Billy Joel revealed that he and a few of his rock legend buddies joke about forming a superstar band. When asked about his decision to stop writing pop/rock songs, the "Piano Man" told The New York Times, "Sting and Don Henley and I always joke around: 'Just for the (expletive) of it, let’s put together one of those supergroups that explode after, like, a year.' I think it could be fun to join a band. I enjoyed it when I was a teenager. And I’d consider writing songs in that kind of milieu."

A few years back, Billy Joel revamped his show by lowering the keys on many of his classic songs to make them easier to sing, seeing as how he's now 40-plus years older than the tenor that belted them out night after night. He explained, "Some of them we drop a whole step, some we drop a half step, and some are still in the original keys. When I get to a point where I got to go more than a whole step down, it’s probably time to hang it up. I find myself onstage thinking: This is a young man’s job. What am I doing? I saw Bruce (Springsteen) before I went onstage the other night, and I said, 'Bruce, those songs are (expletive) high.' He goes, 'I know, man.'"

Billy spoke about his long relationship with "The Boss" -- his Columbia Records labelmate for a whopping 45 years: "Bruce and I go back to the early-'70s, when we played the same clubs. I’m a bridge-and-tunnel guy, like Bruce is. He’s got a show on Broadway, and I’m doing the Garden. It’s ironic. We’re all George M. Cohans now."

Billy, who hasn't released an original studio album in 25 years, went on to recall, "When an album is fun to make, it’s usually good. Like An Innocent Man -- I wrote and recorded the whole thing maybe in six weeks. Bang. I was having a romance with a supermodel and writing songs about that. The album before that, The Nylon Curtain, which I’m very proud of, took a year to make. I wanted to make my masterpiece, sonically, and I feel like I almost died making that album."
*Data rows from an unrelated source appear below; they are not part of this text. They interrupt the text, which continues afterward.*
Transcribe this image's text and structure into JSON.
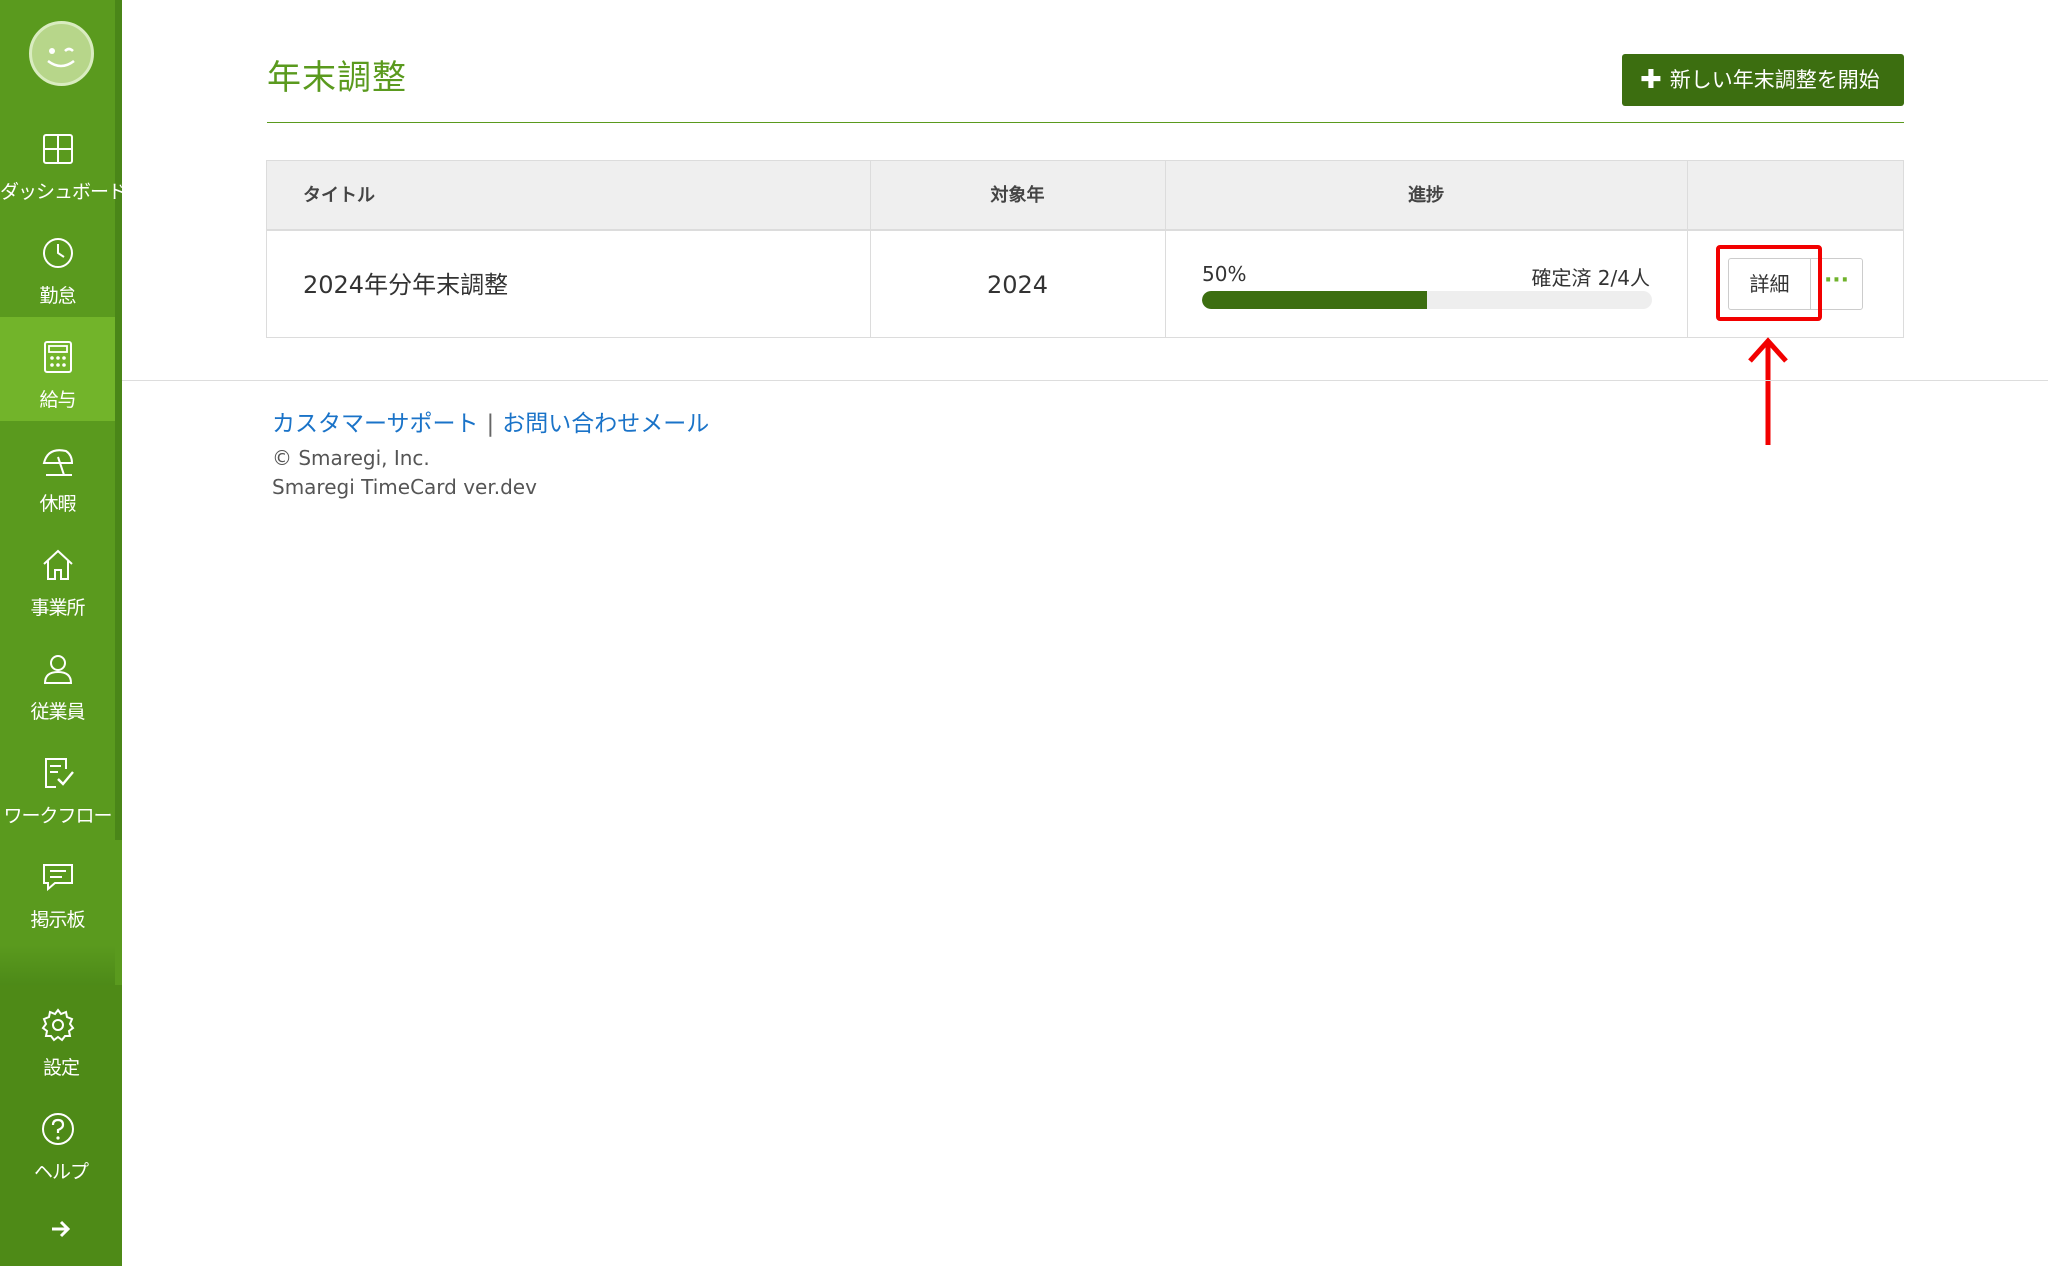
{
  "sidebar": {
    "items": [
      {
        "label": "ダッシュボード",
        "icon": "dashboard-icon"
      },
      {
        "label": "勤怠",
        "icon": "clock-icon"
      },
      {
        "label": "給与",
        "icon": "calculator-icon",
        "active": true
      },
      {
        "label": "休暇",
        "icon": "umbrella-icon"
      },
      {
        "label": "事業所",
        "icon": "home-icon"
      },
      {
        "label": "従業員",
        "icon": "person-icon"
      },
      {
        "label": "ワークフロー",
        "icon": "checklist-icon"
      },
      {
        "label": "掲示板",
        "icon": "chat-icon"
      }
    ],
    "bottom_items": [
      {
        "label": "設定",
        "icon": "gear-icon"
      },
      {
        "label": "ヘルプ",
        "icon": "help-icon"
      }
    ],
    "collapse_icon": "arrow-right-icon",
    "colors": {
      "background": "#5a9a1e",
      "active": "#72b42a",
      "bottom": "#4e8a17"
    }
  },
  "header": {
    "title": "年末調整",
    "new_button_label": "新しい年末調整を開始"
  },
  "table": {
    "columns": [
      "タイトル",
      "対象年",
      "進捗",
      ""
    ],
    "rows": [
      {
        "title": "2024年分年末調整",
        "year": "2024",
        "progress_percent_label": "50%",
        "progress_fraction": 0.5,
        "progress_count_label": "確定済 2/4人",
        "detail_label": "詳細",
        "more_label": "···"
      }
    ]
  },
  "footer": {
    "support_link": "カスタマーサポート",
    "separator": "|",
    "contact_link": "お問い合わせメール",
    "copyright": "© Smaregi, Inc.",
    "version": "Smaregi TimeCard ver.dev"
  },
  "colors": {
    "accent": "#5a9a1e",
    "button": "#3c6e10",
    "link": "#1a73c8",
    "highlight": "#f20000"
  }
}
Billy summed up his career by saying, "I’ve had more fame than I deserve. I thought I was going to make a living, and it turned out, I got a hundred shows at Madison Square Garden, Kennedy (Center) Honors, the Gershwin (Prize), da da da. It’s pretty cool, but I’m not Beethoven."

Although rooted in reality, he remains his harshest critic, explaining, "There are songs where I got to the bar. 'Vienna' is one of those songs. 'And So It Goes,' '(The) Great Wall Of China,' 'She’s Right On Time.' But did I get over the bar? No."

With 100 career performances at Madison Square Garden under his belt, Billy was asked if we'll be celebrating his 200th in the future: "Don’t bet the farm. I’m still exhausted from the other night, which didn’t used to happen. I don’t think I’ll have the physical wherewithal to do it five years from now. And if I can’t do it as well as I want to, I’ll take myself out of the lineup. I love the game too much to not play it well."

Billy Joel's The Nylon Curtain, which came on the heels of 1980's Grammy Award-winning Glass Houses collection, touched upon the changes the kids of the 1960's were then facing in America as they approached the slow creep of middle age: "It's experiences of what I call the post-War baby boom, which is about my age. They're all topics that we've experience, I think. And the song, 'She's Right On Time' is about some kind of matured relationship, some people who've been together -- it's not puppy love. Y'know, you're in your 30's, or you're in a marriage, or a long-term love affair. The song 'A Room Of Our Own' is about needing the separation. Y'know, whereas one is the one is to being together and everything's groovy and idealistic; this one is very sort of sarcastic about needing space."